WaveCRN: An Efficient Convolutional Recurrent Neural Network for End-to-end Speech Enhancement
This repo is an example usage of the proposed model. example/main.ipynb
shows a minimal SE pipline and a visulization of the enhanced speech sample.
The architecture of the proposed WaveCRN model. For local feature extraction, a 1D CNN maps the noisy audio x into a 2D feature map F. Bi-SRU then encodes F into an restricted feature mask (RFM) M, which is element-wisely multiplied by F to generate a masked feature map F'. Finally, a transposed 1D convolution layer recovers the enhanced waveform y from F'.
torch==1.4.0
sru==2.3.5
Q:Table 1 shows that the proposed method, WaveCRN, performs slightly better than Wave-U-Net but without confidence intervals it is not possible to ascertain whether these differences are statistically significant or just happened by chance.

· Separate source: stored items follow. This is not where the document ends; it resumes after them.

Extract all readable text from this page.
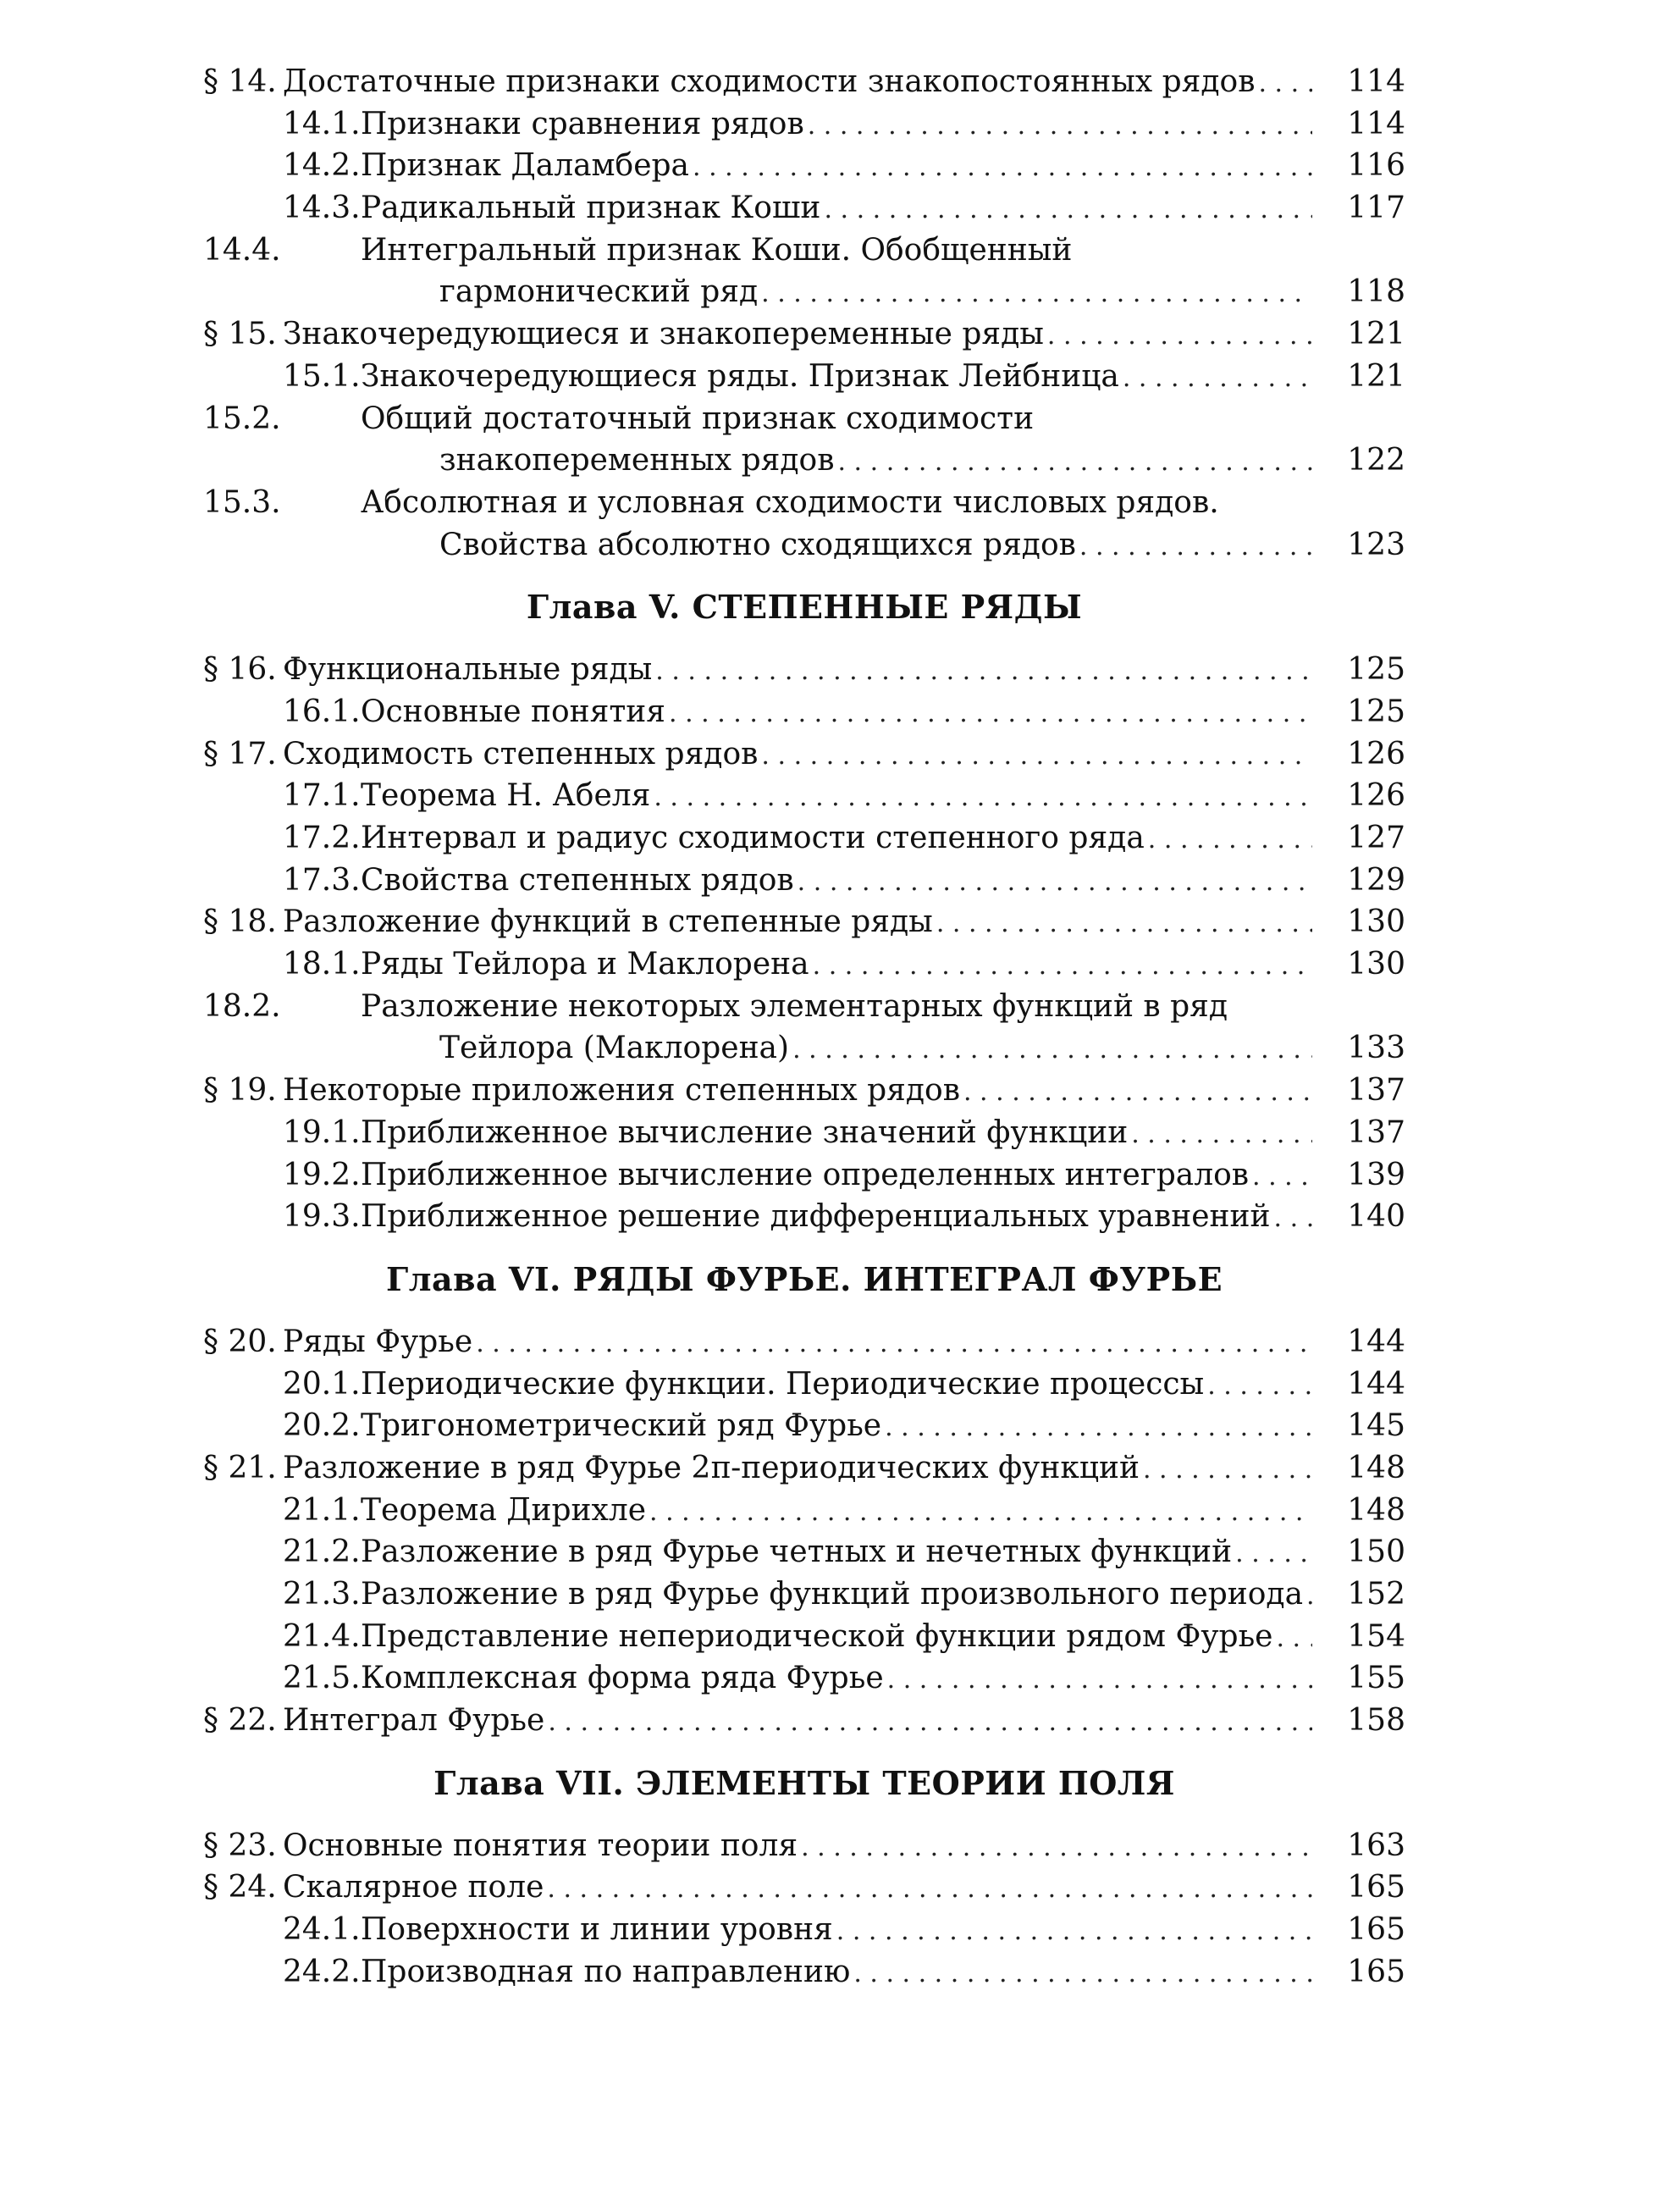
§ 14. Достаточные признаки сходимости знакопостоянных рядов . . .	114
14.1. Признаки сравнения рядов . . .	114
14.2. Признак Даламбера . . .	116
14.3. Радикальный признак Коши . . .	117
14.4.	Интегральный признак Коши. Обобщенный
гармонический ряд . . .	118
§ 15. Знакочередующиеся и знакопеременные ряды . . .	121
15.1. Знакочередующиеся ряды. Признак Лейбница . . .	121
15.2.	Общий достаточный признак сходимости
знакопеременных рядов . . .	122
15.3.	Абсолютная и условная сходимости числовых рядов.
Свойства абсолютно сходящихся рядов . . .	123
Глава V. СТЕПЕННЫЕ РЯДЫ
§ 16. Функциональные ряды . . .	125
16.1. Основные понятия . . .	125
§ 17. Сходимость степенных рядов . . .	126
17.1. Теорема Н. Абеля . . .	126
17.2. Интервал и радиус сходимости степенного ряда . . .	127
17.3. Свойства степенных рядов . . .	129
§ 18. Разложение функций в степенные ряды . . .	130
18.1. Ряды Тейлора и Маклорена . . .	130
18.2.	Разложение некоторых элементарных функций в ряд
Тейлора (Маклорена) . . .	133
§ 19. Некоторые приложения степенных рядов . . .	137
19.1. Приближенное вычисление значений функции . . .	137
19.2. Приближенное вычисление определенных интегралов . . .	139
19.3. Приближенное решение дифференциальных уравнений . . .	140
Глава VI. РЯДЫ ФУРЬЕ. ИНТЕГРАЛ ФУРЬЕ
§ 20. Ряды Фурье . . .	144
20.1. Периодические функции. Периодические процессы . . .	144
20.2. Тригонометрический ряд Фурье . . .	145
§ 21. Разложение в ряд Фурье 2π-периодических функций . . .	148
21.1. Теорема Дирихле . . .	148
21.2. Разложение в ряд Фурье четных и нечетных функций . . .	150
21.3. Разложение в ряд Фурье функций произвольного периода . . .	152
21.4. Представление непериодической функции рядом Фурье . . .	154
21.5. Комплексная форма ряда Фурье . . .	155
§ 22. Интеграл Фурье . . .	158
Глава VII. ЭЛЕМЕНТЫ ТЕОРИИ ПОЛЯ
§ 23. Основные понятия теории поля . . .	163
§ 24. Скалярное поле . . .	165
24.1. Поверхности и линии уровня . . .	165
24.2. Производная по направлению . . .	165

A: We would like to emphasize that the major advantage of WaveCRN is that it can achieve comparable performance to state-of-the-art SE methods (such as Wave-U-Net [36]) while requiring much less model complexity and computational costs. In the revised paper, we have clearly highlighted the main advantages of WaveCRN: (a) In Section III-B, we reported “It can be clearly seen from Table I that WaveCRN outperforms other models in terms of all perceptual and signal-level evaluation metrics.” (b) From Tables I and II, It is clear that WaveCRN uses a smaller size and less computational costs and achieves comparable performance to WaveCBLSTM. Table II shows that WaveCRN is 11.48/5.56 times faster than Wave-U-Net in forward/back-propagation pass in the training stage, while having only 27% of the parameter number as compared to Wave-U-Net. Due to the space limitation, we did not report the model size and the computational cost in Table II. Instead, we report Table II.R1 in our GitHub page (https://github.com/aleXiehta/WaveCRN). If you advise us to include the result, we will use Table II.R1 to replace Table II in the current manuscript.